Overstreet continued reviewing movies and music after graduating from SPU.

“I started building a movie review site in the evenings, and that lead to an invitation to write review movies for Christianity Today which I did for 10 years.” It was his work at Christianity Today that lead to his invitation to teach at SPU, a dream that he had had since graduation.

“The one box that was left unchecked was teaching at SPU. And by the grace of God the new writing program started and they needed instructors.”
In the new writing program, Overstreet teaches Imaginative Writing, Writing 1000 and 1100, as well as Faith and Film, a class that explores how faith and art can be seen on the big screen.

overstreet
Overstreet with his published “Aurelia’s Colors” series. | Nathan Davis, The Falcon

“The vision of SPU has everything to do with what I care about in writing which is faith as a license for imagination not a limitation on it,” Overstreet explained, regarding his view on how to write creatively while not being intimidated by what others will think.

“I prefer the kind of faith that says, ‘Be brave, be imaginative.’”Being a published author, Overstreet shared some of his insights on what it is like to go through the process of getting a piece published on a large scale.

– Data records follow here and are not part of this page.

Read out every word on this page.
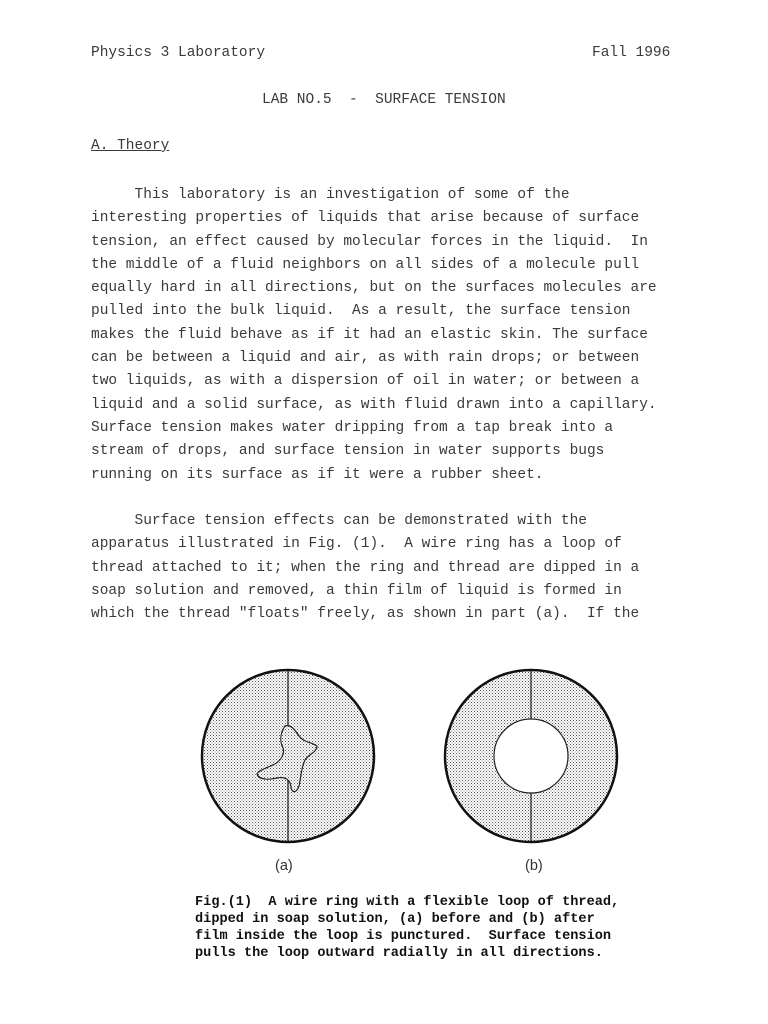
Physics 3 Laboratory	Fall 1996
LAB NO.5  -  SURFACE TENSION
A. Theory
This laboratory is an investigation of some of the
interesting properties of liquids that arise because of surface
tension, an effect caused by molecular forces in the liquid.  In
the middle of a fluid neighbors on all sides of a molecule pull
equally hard in all directions, but on the surfaces molecules are
pulled into the bulk liquid.  As a result, the surface tension
makes the fluid behave as if it had an elastic skin. The surface
can be between a liquid and air, as with rain drops; or between
two liquids, as with a dispersion of oil in water; or between a
liquid and a solid surface, as with fluid drawn into a capillary.
Surface tension makes water dripping from a tap break into a
stream of drops, and surface tension in water supports bugs
running on its surface as if it were a rubber sheet.
Surface tension effects can be demonstrated with the
apparatus illustrated in Fig. (1).  A wire ring has a loop of
thread attached to it; when the ring and thread are dipped in a
soap solution and removed, a thin film of liquid is formed in
which the thread "floats" freely, as shown in part (a).  If the
(a)	(b)
Fig.(1)  A wire ring with a flexible loop of thread,
dipped in soap solution, (a) before and (b) after
film inside the loop is punctured.  Surface tension
pulls the loop outward radially in all directions.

“I learned things moved at a glacial pace with publishers, I would send stuff off and wouldn’t hear anything for five months,” he recalls rewriting the first book of his series “The Auralia Thread” four times, changing perspectives, characters and events.

“You have to love getting lost in words and building sentences and revising,” he said. He also gives advice for how to writing well that can be seen as faithful to God without becoming overly preachy or compromising quality:

“I figure if I write something that is beautiful or true that is God’s territory and I don’t have to stamp it with some kind of ‘Christian Approval ’… If you focus on telling a good story or making something beautiful it reflects the glory of God, you don’t have to be self conscious about it.”